In the 41st District, two candidates with fight

State Representative candidates for the 41st House District incumbant Aundre Bumgardner, (R), left, and opponent Joe de la Cruz (D), speak to one another moments before the begining of a debate at the New London Senior Center, hosted by Looking out for Taxpayers, Wednesday, Oct. 12, 2016. (Tim Martin/The Day)
State Representative candidates for the 41st House District incumbant Aundre Bumgardner, (R), left, and opponent Joe de la Cruz (D), speak to one another moments before the begining of a debate at the New London Senior Center, hosted by Looking out for Taxpayers, Wednesday, Oct. 12, 2016. (Tim Martin/The Day)

Groton — Both candidates for the 41st state representative district seat have had to fight hard, but in different ways.

Democrat Joseph de la Cruz grew up in the housing projects of New London, worked two jobs and went from welder to manager of a company. After he and his wife discovered their son had an addiction, they founded an organization that helped more than 100 people get into substance abuse treatment.

“Everything I’ve done, I’ve started at the bottom,” de la Cruz said. “It’s been like an apprenticeship. I tell people, ‘I’ve had a 45-year apprenticeship.’”

Republican incumbent Aundré Bumgardner joined the legislature in 2014 at age 20, the youngest member of the Connecticut General Assembly. At age 21, he was diagnosed with a tumor under his skull. He told almost no one but underwent surgery in December, had it removed, and maintained a perfect voting attendance record.

“If that doesn’t teach you about life, I don’t know what does,” he said.

Both candidates offer their respect for one another, even if they believe they bring different strengths to the table.

De la Cruz served six years on Groton Representative Town Meeting and is serving his second term on the town council. That experience with local budgets will help him argue for needed funding, he said.

In April, the Appropriations Committee approved a $4.56 million cut to state education funding to Groton as part of its overall budget proposal. Most of the cuts were later rescinded, but de la Cruz said he realized the budget discussion must change.

“If that went through, that would have changed the complexion of Groton schools for years,” he said. “As someone who’s been through nine local budgets, I can actually defend why we get the money we get and why we should even get more money.”

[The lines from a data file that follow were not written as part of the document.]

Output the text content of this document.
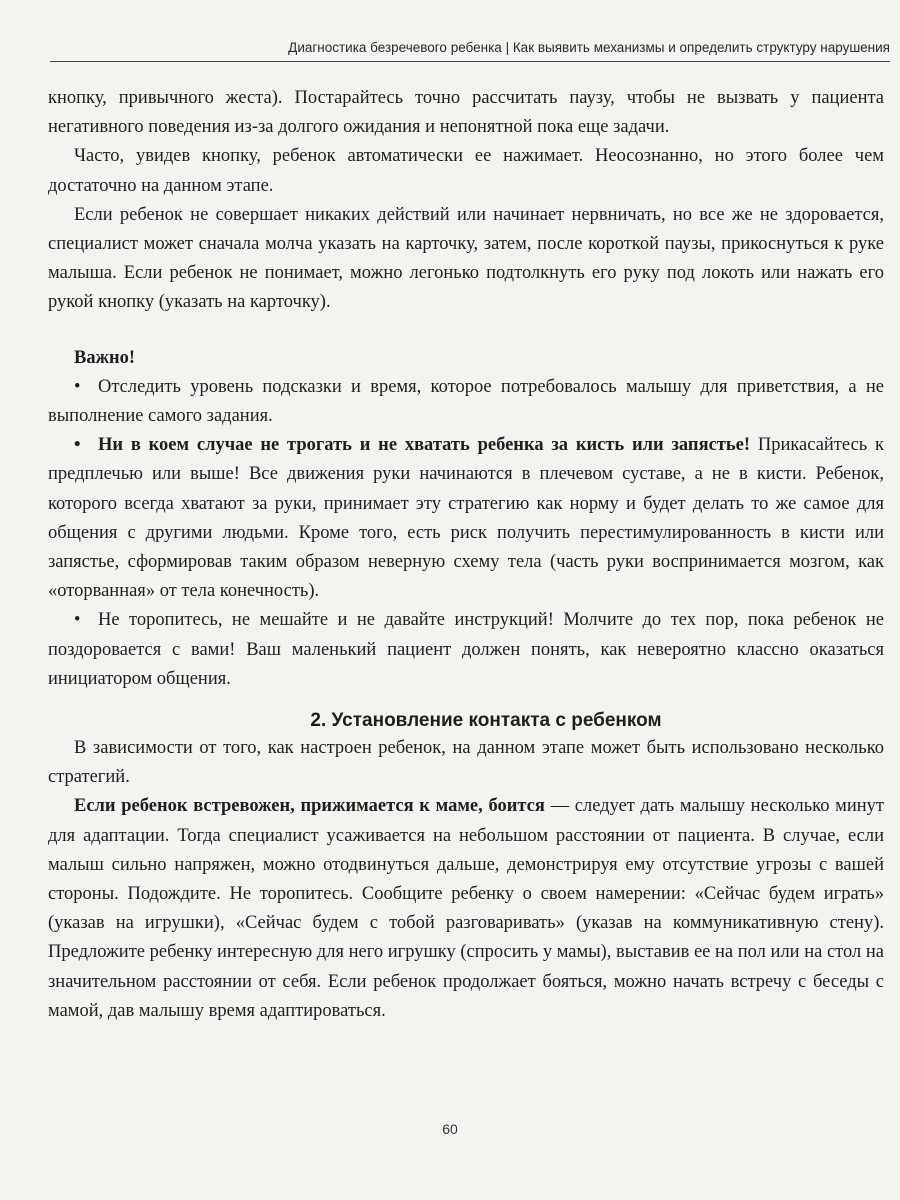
Диагностика безречевого ребенка | Как выявить механизмы и определить структуру нарушения

кнопку, привычного жеста). Постарайтесь точно рассчитать паузу, чтобы не вызвать у пациента негативного поведения из-за долгого ожидания и непонятной пока еще задачи.

Часто, увидев кнопку, ребенок автоматически ее нажимает. Неосознанно, но этого более чем достаточно на данном этапе.

Если ребенок не совершает никаких действий или начинает нервничать, но все же не здоровается, специалист может сначала молча указать на карточку, затем, после короткой паузы, прикоснуться к руке малыша. Если ребенок не понимает, можно легонько подтолкнуть его руку под локоть или нажать его рукой кнопку (указать на карточку).

Важно!

• Отследить уровень подсказки и время, которое потребовалось малышу для приветствия, а не выполнение самого задания.

• Ни в коем случае не трогать и не хватать ребенка за кисть или запястье! Прикасайтесь к предплечью или выше! Все движения руки начинаются в плечевом суставе, а не в кисти. Ребенок, которого всегда хватают за руки, принимает эту стратегию как норму и будет делать то же самое для общения с другими людьми. Кроме того, есть риск получить перестимулированность в кисти или запястье, сформировав таким образом неверную схему тела (часть руки воспринимается мозгом, как «оторванная» от тела конечность).

• Не торопитесь, не мешайте и не давайте инструкций! Молчите до тех пор, пока ребенок не поздоровается с вами! Ваш маленький пациент должен понять, как невероятно классно оказаться инициатором общения.

2. Установление контакта с ребенком

В зависимости от того, как настроен ребенок, на данном этапе может быть использовано несколько стратегий.

Если ребенок встревожен, прижимается к маме, боится — следует дать малышу несколько минут для адаптации. Тогда специалист усаживается на небольшом расстоянии от пациента. В случае, если малыш сильно напряжен, можно отодвинуться дальше, демонстрируя ему отсутствие угрозы с вашей стороны. Подождите. Не торопитесь. Сообщите ребенку о своем намерении: «Сейчас будем играть» (указав на игрушки), «Сейчас будем с тобой разговаривать» (указав на коммуникативную стену). Предложите ребенку интересную для него игрушку (спросить у мамы), выставив ее на пол или на стол на значительном расстоянии от себя. Если ребенок продолжает бояться, можно начать встречу с беседы с мамой, дав малышу время адаптироваться.

60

De la Cruz also wants to help people with state insurance get substance abuse treatment, even if they must leave the state for it. He supports changing the labels of prescription drugs that contain opioids. Each would be ranked and labeled "heroin 1," "heroin 2," and so on.

In terms of life experience, he believes he'd bring a different perspective to the legislature.

“The guy that turns a wrench, we need to be included in this conversation, and we haven’t been,” he said. “I’m a wrench turner. It can’t all be real estate workers and lawyers. Maybe I can break the mold for the next guy, and he’ll say, ‘He was able to do it.’”

Bumgardner said he's learned more in the last two years than in his entire life. He won his seat in the last election by 39 votes.

“It forced me, quite frankly, to hit the ground running on day one, continue speaking with (people who) went from potential constituents to actual constituents and ask them what is working in Groton and New London and what is not working," he said.

It became clear to him that taxes are "out of control" and the state must eliminate red tape, especially for business, he said. General Electric’s decision to leave Connecticut represented an emormous loss to the state, he said.

“I think we need to take them leaving incredibly seriously,” he said. “It was a huge part of the reason why I voted against the budget last year. There were so many businesses and residents that came to me and said, ‘I cannot afford another tax increase. Why can’t the state learn to reduce spending and reform the business climate so we have more businesses coming in, which will increase the revenue in the long run?’”

Bumgardner said he's proud of the fact that he has never supported a tax increase, unlike the Democratic establishment. He believes Connecticut could also learn something from Massachusetts, which set a one-year goal to review every regulation affecting business to see which should be kept, thrown out or reformed.

De la Cruz said he’d like to see both communities take advantage of the growth at Electric Boat.

“Right now there’s this big wave of EB behind us, and we can choose to position ourselves to ride that wave or we can ignore it,” he said.

He also wants to encourage people. Whether it’s a story of recovery from addiction, or success after starting in the projects, people need to see a future, he said. "One of the big things we can do is reconnect people," he said.

Bumgarder said the state can't have more tax increases, negative business surveys and status-quo budgeting. It needs a different approach, and he's strong enough to bring it. He learned that especially in the last year.

"People are struggling, and they need a voice," he said. "I'm a fighter. I fought through it."